Creamy chickpea flour stew enriched with chunks of tender beef — shiro elevated to celebration status.

20 min prep 🔥50 min cook 70 min total 🍽4 servings 📊medium 4.5 / 5

The Cultural Story

Shiro wat made with vegetable oil is humble, fasting food. Bozena shiro — shiro made with niter kibbeh and studded with pieces of stewed meat — is an entirely different proposition. Bozena means "with meat," and that addition transforms a reliable weeknight stew into something worthy of a holiday table. The chickpea flour base thickens to a velvety, almost pourable consistency; the berbere gives it heat; the niter kibbeh gives it depth; and the meat gives it occasion. In Ethiopian culture, bozena shiro signals abundance without extravagance. It is not kitfo (raw minced beef, reserved for the finest celebrations), nor is it simple dry shiro. It lives in the middle register of Ethiopian celebration cooking — the food you make when the family visits, when a child returns from a distance, when an elder needs to be honored. The meat is usually beef, cooked separately until very tender, then folded into the shiro at the end so it absorbs the spiced butter without losing its texture. The hallmark of expert bozena shiro is consistency: the stew should flow slowly from a spoon but not pour like soup. Too thick and it clumps on the injera; too thin and it loses the silky body that is its whole appeal.
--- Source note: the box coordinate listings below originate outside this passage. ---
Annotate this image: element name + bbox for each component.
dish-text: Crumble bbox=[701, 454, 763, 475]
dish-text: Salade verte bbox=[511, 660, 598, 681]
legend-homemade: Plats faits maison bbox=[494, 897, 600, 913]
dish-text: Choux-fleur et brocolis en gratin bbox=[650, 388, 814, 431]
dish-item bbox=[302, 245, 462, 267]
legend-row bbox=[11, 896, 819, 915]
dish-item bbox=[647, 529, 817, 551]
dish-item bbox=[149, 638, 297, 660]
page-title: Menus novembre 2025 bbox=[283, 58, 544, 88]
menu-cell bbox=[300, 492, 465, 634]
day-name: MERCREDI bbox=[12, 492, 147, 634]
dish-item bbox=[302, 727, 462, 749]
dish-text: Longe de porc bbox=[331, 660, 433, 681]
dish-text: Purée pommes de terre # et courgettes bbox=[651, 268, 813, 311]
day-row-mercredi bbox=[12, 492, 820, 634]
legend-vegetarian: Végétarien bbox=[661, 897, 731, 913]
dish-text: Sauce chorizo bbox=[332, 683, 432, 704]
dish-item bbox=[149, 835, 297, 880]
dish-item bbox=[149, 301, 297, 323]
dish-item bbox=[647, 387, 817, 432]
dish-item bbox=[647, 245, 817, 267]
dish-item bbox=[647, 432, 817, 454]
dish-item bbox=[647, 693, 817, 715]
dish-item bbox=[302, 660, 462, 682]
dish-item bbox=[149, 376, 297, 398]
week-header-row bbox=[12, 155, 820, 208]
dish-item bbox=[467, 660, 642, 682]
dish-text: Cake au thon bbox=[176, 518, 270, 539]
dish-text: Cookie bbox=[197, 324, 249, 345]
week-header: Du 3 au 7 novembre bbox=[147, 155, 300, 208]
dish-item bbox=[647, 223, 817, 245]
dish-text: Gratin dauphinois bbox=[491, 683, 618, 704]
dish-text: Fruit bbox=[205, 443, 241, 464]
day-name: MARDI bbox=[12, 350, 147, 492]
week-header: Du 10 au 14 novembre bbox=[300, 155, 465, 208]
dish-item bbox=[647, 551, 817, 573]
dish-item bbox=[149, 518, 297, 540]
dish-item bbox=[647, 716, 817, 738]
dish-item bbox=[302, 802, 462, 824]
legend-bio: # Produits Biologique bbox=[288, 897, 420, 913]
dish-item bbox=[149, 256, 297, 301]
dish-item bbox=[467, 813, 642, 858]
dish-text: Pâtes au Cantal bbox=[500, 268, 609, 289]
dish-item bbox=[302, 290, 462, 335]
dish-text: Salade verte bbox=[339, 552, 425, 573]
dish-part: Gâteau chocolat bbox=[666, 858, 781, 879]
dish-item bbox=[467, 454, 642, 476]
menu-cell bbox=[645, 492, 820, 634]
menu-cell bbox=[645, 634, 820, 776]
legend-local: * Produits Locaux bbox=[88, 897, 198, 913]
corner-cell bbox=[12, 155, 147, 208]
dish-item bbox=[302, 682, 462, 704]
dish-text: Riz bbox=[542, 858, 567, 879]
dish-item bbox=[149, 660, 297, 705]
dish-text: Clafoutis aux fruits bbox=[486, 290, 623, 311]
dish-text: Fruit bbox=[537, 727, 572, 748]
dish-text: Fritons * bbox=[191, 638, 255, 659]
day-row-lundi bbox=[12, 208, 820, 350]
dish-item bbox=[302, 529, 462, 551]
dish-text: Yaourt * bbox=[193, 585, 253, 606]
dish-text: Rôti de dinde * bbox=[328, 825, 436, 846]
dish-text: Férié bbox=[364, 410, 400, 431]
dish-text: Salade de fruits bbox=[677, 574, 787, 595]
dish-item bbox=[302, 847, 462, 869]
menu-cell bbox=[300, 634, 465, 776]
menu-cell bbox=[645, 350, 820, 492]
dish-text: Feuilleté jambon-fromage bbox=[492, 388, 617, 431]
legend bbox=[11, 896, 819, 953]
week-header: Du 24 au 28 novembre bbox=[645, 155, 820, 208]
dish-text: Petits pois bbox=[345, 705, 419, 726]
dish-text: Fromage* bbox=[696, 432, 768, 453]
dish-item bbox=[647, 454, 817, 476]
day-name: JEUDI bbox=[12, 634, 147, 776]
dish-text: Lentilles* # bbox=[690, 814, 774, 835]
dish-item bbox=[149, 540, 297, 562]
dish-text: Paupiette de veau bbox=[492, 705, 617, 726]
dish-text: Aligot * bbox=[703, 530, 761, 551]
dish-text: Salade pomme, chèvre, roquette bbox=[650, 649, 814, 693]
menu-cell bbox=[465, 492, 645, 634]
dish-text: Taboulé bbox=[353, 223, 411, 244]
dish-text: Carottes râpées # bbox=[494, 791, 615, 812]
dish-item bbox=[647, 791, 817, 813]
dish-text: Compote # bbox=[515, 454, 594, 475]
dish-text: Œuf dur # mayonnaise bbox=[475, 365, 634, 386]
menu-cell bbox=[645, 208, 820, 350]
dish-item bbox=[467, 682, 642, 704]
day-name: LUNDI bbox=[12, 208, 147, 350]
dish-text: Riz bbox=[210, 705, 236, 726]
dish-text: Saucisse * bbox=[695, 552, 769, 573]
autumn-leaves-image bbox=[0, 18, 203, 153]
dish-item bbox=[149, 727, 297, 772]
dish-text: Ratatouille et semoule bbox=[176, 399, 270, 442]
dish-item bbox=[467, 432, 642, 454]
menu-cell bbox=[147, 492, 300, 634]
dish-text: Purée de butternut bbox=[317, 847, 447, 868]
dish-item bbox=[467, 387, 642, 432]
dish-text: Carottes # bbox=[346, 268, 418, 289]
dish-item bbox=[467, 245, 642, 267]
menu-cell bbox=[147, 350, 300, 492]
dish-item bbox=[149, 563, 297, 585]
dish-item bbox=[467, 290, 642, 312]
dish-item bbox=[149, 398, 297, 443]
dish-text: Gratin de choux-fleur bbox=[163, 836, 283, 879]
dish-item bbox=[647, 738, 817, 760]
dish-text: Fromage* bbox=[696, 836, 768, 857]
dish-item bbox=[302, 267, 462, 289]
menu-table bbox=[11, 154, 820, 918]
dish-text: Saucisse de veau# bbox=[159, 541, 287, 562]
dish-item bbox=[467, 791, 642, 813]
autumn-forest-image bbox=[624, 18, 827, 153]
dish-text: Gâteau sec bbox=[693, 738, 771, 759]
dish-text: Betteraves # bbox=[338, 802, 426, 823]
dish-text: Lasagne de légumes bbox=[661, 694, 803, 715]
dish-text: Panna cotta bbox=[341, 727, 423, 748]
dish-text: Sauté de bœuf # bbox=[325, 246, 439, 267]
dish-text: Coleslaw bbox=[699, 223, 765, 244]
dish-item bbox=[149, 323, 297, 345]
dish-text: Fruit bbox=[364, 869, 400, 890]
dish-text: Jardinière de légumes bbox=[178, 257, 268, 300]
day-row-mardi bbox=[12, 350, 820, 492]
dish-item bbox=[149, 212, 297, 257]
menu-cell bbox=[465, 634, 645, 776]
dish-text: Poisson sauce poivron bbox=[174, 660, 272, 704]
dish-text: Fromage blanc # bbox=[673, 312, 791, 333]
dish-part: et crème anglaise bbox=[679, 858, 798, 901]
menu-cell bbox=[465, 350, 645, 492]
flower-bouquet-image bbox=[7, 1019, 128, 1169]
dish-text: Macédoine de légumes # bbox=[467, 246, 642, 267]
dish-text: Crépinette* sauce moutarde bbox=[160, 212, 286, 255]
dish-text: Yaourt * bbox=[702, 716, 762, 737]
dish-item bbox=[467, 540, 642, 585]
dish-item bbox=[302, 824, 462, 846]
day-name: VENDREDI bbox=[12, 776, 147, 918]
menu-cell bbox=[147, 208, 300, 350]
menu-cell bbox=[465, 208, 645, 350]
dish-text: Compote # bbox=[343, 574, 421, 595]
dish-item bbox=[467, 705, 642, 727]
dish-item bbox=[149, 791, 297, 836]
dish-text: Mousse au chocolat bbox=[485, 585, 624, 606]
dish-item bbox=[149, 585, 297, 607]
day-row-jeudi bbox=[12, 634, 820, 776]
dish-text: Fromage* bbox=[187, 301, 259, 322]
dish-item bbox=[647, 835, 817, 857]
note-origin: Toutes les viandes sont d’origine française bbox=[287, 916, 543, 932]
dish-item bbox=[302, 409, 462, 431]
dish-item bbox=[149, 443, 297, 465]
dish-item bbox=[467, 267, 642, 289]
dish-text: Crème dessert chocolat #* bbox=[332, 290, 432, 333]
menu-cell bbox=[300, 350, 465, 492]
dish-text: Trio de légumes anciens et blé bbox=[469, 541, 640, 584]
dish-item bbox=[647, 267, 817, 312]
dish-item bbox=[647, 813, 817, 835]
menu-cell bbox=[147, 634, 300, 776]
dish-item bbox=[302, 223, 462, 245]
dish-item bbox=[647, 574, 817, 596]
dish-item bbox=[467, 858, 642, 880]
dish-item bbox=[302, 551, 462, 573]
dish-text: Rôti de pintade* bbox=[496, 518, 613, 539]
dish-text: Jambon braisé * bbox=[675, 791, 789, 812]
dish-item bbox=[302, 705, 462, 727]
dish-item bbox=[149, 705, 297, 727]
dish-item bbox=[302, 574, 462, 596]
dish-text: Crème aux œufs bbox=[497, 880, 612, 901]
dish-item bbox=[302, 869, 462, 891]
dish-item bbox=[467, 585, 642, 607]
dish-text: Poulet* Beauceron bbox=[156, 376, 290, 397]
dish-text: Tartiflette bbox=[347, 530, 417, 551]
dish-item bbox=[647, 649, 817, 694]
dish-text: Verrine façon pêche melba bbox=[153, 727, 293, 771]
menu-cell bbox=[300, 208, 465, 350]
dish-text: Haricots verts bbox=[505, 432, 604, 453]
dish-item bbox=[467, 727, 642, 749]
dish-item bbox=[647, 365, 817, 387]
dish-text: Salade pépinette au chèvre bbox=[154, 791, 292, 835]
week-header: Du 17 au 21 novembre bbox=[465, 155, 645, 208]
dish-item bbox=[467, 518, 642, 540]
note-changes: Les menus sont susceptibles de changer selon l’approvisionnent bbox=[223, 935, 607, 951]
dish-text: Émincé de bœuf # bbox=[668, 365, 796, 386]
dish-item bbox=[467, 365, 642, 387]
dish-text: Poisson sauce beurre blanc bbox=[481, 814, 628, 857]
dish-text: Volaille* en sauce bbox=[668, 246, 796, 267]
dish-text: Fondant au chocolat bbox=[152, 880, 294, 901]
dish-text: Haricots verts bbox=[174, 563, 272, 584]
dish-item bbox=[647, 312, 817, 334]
Ethiopian cooks adjust with small additions of water, tasting constantly, until the texture is exactly right. This attentiveness is what makes Ethiopian cuisine so worth learning.

Ingredients

Instructions

  1. 1Brown beef: Heat a pot over high heat. Add beef cubes with a pinch of salt and sear until browned on all sides. Add ½ cup water, cover, and simmer for 20 minutes until tender. Set aside with cooking liquid.
  2. 2Dry-fry onions in the same pot over medium heat for 10 minutes until golden. Add niter kibbeh, garlic, ginger, and berbere. Cook 3 minutes until very fragrant.
  3. 3Whisk chickpea flour into 2 cups of warm water until smooth — no lumps.
  4. 4Pour the flour mixture into the pot with the onion-berbere base, stirring constantly.
  5. 5Cook over medium heat, stirring continuously, for 8–10 minutes. The shiro will thicken to a smooth, creamy consistency.
  6. 6Add the cooked beef and its liquid. Stir to combine. Adjust thickness with additional water if needed.
  7. 7Season with salt. Simmer 5 more minutes. Serve bubbling hot directly on the injera platter.